When I first sat down to develop quirky comix in the late Eighties, the very first ones I came up with were True Stories. I had a sketchbook full of overheard conversations and observed urban weirdness. Here's an example (above) from 1989. Not only does this page, drawn in a favorite coffee shop, contain a True Story, it also features the doodle where I came up with the name of the strip!
It was an exciting time of explosive creative output. I added a rotating cast of characters to the mix: White Middle Class Suburban Man, The Women With Big Hair and the psychotic yuppies, Mindy and Blaine. Longtime readers will remember these. But one week a month was always reserved for a True Story. It was a dose of realism that gave The City its pedigree. No matter how much the strip changed over nearly a quarter century, even after I dropped almost all my original characters and morphed a silly Gen X humor strip into a savage political one, the True Stories remained.
If The City was known for anything over the years, it was these stories.

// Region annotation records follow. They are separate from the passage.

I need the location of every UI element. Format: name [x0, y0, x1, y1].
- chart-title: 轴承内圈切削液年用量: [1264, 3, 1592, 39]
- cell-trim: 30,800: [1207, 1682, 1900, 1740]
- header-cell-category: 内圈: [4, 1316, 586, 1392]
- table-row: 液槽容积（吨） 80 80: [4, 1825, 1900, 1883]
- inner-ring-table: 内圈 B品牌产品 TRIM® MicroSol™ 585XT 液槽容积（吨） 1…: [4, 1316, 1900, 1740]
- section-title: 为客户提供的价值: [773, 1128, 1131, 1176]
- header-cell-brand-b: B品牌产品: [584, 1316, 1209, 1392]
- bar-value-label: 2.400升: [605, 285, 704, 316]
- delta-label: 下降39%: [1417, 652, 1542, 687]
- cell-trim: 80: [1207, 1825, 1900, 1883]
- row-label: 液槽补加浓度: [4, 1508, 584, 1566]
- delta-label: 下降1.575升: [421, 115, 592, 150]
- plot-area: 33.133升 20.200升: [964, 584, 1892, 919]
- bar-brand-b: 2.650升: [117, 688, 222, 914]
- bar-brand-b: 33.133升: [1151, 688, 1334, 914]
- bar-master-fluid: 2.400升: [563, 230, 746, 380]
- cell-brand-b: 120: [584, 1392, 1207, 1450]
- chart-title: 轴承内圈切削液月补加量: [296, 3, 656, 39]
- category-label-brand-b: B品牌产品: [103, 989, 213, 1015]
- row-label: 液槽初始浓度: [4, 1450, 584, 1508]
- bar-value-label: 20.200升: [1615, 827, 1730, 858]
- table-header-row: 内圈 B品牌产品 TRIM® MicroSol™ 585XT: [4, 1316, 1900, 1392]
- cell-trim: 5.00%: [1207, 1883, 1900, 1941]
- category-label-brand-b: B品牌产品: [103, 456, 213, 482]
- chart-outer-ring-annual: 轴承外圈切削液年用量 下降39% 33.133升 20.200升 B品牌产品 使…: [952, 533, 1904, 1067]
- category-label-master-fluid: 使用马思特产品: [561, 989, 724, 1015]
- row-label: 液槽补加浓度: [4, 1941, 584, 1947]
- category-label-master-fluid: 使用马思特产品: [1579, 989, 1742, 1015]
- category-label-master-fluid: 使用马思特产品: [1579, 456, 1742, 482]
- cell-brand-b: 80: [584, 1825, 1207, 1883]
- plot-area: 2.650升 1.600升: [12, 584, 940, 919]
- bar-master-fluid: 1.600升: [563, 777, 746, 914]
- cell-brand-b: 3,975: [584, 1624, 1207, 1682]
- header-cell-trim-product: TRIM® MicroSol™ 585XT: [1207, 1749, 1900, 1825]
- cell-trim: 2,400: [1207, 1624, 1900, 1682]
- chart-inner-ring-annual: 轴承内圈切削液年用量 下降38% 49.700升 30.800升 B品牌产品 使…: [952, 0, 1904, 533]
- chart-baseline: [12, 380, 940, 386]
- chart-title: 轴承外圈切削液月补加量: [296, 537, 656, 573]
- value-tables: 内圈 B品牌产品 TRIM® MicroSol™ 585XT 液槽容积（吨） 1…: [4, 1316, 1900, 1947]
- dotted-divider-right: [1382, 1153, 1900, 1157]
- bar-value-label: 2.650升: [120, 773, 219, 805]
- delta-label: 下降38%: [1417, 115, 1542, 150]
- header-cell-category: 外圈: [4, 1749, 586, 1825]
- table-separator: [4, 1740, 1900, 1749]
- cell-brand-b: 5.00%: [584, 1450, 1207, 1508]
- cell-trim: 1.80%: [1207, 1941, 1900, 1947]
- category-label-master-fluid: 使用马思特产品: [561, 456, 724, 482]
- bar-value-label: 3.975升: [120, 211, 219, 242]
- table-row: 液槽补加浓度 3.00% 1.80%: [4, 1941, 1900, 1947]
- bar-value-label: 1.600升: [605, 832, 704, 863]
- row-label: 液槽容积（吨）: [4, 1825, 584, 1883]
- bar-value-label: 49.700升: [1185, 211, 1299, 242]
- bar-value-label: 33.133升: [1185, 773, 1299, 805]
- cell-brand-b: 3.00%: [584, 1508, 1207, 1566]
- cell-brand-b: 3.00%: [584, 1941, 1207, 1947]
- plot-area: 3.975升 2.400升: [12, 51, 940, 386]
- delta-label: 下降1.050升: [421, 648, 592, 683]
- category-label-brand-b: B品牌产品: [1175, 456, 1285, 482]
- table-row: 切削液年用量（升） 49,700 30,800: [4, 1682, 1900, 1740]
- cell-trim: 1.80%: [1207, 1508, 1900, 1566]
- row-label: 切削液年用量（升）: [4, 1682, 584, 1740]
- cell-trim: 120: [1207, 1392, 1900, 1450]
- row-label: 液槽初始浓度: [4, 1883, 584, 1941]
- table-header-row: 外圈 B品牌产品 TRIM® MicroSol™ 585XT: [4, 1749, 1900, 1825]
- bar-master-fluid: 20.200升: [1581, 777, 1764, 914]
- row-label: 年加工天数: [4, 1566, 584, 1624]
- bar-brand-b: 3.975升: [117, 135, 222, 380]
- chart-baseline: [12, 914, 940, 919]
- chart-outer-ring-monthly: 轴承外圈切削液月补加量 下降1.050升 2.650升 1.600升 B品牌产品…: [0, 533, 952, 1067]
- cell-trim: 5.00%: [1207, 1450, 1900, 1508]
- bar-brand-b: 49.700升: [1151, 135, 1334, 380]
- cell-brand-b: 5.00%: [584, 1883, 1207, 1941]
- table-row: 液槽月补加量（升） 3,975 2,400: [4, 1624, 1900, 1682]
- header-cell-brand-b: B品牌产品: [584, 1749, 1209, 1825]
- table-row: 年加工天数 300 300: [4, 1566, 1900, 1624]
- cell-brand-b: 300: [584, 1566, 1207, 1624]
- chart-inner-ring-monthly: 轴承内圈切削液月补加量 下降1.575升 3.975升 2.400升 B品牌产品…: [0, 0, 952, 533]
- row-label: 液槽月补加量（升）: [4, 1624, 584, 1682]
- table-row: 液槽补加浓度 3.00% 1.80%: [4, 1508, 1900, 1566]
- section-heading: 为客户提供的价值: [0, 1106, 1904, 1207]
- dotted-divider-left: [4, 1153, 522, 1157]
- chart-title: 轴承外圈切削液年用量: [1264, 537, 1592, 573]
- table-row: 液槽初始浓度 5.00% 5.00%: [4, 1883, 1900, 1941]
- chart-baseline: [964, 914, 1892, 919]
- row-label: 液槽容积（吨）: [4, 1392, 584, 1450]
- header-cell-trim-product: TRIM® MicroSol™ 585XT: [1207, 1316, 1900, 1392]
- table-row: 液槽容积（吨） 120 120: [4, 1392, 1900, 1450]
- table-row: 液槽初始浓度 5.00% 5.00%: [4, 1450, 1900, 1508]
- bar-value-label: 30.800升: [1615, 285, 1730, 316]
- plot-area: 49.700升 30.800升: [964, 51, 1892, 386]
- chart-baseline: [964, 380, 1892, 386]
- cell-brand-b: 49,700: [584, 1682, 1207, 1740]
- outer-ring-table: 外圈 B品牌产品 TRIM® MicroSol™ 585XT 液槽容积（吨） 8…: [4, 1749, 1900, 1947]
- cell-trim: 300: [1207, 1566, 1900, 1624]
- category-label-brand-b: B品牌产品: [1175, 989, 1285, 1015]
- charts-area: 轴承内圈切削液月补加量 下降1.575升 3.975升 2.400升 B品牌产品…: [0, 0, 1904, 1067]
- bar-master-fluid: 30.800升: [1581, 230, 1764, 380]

Here's an early one, above, from 1992. This is the format they'll be published in. I view them as diary entries.... one-page short stories. It's thematically cohesive, unlike the rest of The City, so collecting them made perfect sense. I think you're really going to like these volumes.
The publishing schedule is a little whacked. Volume One, above, will collect True Stories from 2002 to 2008, what I consider the peak years. 2008 had me winning the Robert F. Kennedy Award for political cartoons and with Lynda Barry tabbing a portfolio of True Stories for the 2008 edition of Best American Comics.
We'll have to wait awhile for subsequent volumes, since the new Trashed graphic novel is slated for 2015 and I can't have anything competing on the shelves with that. After that, Volume Two will cover strips from 2009 to the end in 2014. Then it's back in time for Volume Three, with True Stories from 1996 to 2001. Volume Four will include my earliest True Stories, from The City's debut in 1990 to 1995. Those last two volumes are dramatically different stylistically than my later work. I've never been a creator that stays in one place. I like those stories, but some of the artwork is, frankly, dogshit.
It's possible these last two volumes may be stretched out to three. I need to visit my archive of originals at the Ohio State Cartoon Museum, since my digital archive of this years is sparse.
There'll be a pre-order option, which I'll post as soon as I can. True Stories: Volume One will debut at the SPX con in DC.